Small steps...Taiwan journey


This is the story of our lives, especially concerning adopting 3 siblings from Taiwan.

Monday, April 2, 2012


We've arrived!

This feels like the biggest adventure of my life.  We left Salt Lake Monday afternoon March 26, had a 9 hour layover in San Francisco and visited with friends of Tom's from college.  They fed us a great dinner and showed off all the amazing things they can grow in such a temperate climate...a fig tree, pomengranate, etc.   It was a convincing "move here" discussion with the exception of the close to a million dollar price tag of homes.  Also explored the Oakland Temple grounds and saw a beautiful view of the city.

They dropped us back at the airport, direct flight left at 1 am Tuesday and arrived 14 hours later at 5 am on Wednesday in Taipei.  We took a taxi to one of the two addresses I had written down...but, oops, it was the wrong one.  We were taken to the LDS church in Jhong Li, a suburb outside of Taipei and we had intended to go to the English school we'll be volunteering at. 

 So, with little Chinese on our part, no English on their part, some pointing and guesturing, our benefactor at the English school met us at the church and took us to his school.  It's a casual looking space with loads of magazines and books, a little like a small cafe.  It’s actually called DaDa school, and they teach 7-12 year olds English after school from about 4 until 8 or so.  

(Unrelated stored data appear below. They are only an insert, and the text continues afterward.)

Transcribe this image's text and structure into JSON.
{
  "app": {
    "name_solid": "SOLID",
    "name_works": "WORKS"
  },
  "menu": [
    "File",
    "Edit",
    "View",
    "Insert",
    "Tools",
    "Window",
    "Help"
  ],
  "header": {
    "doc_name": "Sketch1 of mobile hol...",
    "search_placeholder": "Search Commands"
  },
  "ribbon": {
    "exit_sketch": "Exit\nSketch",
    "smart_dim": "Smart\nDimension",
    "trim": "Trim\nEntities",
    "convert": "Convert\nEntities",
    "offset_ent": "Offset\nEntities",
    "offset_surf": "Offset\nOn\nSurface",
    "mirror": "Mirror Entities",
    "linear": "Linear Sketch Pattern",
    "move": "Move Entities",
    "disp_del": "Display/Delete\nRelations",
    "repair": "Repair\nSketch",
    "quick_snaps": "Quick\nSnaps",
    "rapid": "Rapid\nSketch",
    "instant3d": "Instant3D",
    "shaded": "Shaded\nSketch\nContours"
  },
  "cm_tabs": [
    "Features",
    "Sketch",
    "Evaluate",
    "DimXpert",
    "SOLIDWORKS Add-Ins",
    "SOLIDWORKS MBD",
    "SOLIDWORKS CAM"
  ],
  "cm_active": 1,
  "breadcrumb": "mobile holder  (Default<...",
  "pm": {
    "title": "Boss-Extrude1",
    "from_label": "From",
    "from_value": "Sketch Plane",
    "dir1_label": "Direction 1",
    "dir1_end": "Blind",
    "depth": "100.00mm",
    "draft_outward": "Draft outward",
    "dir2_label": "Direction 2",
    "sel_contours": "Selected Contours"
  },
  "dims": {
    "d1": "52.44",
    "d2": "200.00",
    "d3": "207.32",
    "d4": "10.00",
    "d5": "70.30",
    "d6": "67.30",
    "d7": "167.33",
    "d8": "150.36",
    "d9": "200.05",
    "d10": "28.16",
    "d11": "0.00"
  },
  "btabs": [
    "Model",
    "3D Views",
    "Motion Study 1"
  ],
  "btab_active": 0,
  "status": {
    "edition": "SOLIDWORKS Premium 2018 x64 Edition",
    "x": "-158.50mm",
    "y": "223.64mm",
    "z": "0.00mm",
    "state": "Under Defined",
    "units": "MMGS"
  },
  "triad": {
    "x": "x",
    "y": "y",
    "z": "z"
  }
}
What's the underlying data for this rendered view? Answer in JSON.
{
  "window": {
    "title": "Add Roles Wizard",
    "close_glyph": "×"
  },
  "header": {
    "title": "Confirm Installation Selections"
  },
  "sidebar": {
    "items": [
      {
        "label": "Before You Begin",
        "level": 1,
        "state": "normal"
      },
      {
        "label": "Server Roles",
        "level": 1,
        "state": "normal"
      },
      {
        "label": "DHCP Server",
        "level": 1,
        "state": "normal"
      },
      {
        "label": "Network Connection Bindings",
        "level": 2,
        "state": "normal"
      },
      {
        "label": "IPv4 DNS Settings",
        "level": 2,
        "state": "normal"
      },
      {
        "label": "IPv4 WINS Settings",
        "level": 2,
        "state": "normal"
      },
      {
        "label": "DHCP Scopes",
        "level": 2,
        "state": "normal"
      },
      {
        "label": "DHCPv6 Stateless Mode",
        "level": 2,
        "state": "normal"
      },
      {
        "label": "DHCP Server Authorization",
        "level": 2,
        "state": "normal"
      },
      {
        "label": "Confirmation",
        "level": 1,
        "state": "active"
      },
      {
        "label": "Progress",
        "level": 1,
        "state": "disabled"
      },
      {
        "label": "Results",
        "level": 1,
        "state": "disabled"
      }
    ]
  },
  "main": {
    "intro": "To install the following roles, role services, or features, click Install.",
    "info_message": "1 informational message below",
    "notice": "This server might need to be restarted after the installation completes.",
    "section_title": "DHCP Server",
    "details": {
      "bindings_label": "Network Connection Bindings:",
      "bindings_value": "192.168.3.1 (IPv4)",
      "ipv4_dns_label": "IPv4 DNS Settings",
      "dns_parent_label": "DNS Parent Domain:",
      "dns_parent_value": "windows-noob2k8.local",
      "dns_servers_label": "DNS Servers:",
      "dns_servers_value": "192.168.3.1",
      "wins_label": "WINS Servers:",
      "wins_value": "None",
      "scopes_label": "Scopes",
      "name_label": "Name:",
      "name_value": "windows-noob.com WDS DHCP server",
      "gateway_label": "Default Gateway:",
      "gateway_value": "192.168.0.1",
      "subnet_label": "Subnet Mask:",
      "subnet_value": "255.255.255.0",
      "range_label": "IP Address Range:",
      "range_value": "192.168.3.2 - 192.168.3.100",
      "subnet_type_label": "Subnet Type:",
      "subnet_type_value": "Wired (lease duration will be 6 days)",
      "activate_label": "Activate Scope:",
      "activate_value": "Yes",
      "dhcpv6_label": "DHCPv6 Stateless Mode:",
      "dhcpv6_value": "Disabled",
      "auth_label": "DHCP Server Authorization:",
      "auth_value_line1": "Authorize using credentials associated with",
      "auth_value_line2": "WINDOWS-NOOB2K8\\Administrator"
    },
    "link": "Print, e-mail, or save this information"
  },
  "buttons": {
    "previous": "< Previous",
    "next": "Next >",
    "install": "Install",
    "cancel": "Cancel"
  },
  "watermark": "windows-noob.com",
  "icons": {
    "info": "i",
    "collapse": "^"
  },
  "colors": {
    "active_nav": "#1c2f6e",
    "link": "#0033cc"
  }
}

We are in an apartment that is 3 blocks from the school, right across from a park,
which is amazing because the city has an industrial feel, so we haven’t seen too much green space. 
We’ve been exploring a bit along with helping at the school also.  Ching asked me to teach a small class the day after we arrived, and I realized it’s been 15 years since I did this, although with church and kids, teaching is a constant thing.  I made a little game and linked it to the Iditarod; so far, the students have loved all things Alaska.  I brought Sam’s photo album of our AK experience—animals and snow and other such particulars and it’s at just the right level for elementary aged kids to enjoy.  Emma and Sam have jumped right in to learning Chinese and meeting 40 or so new kids, playing chess and soccer, braiding hair and listening to English recitations.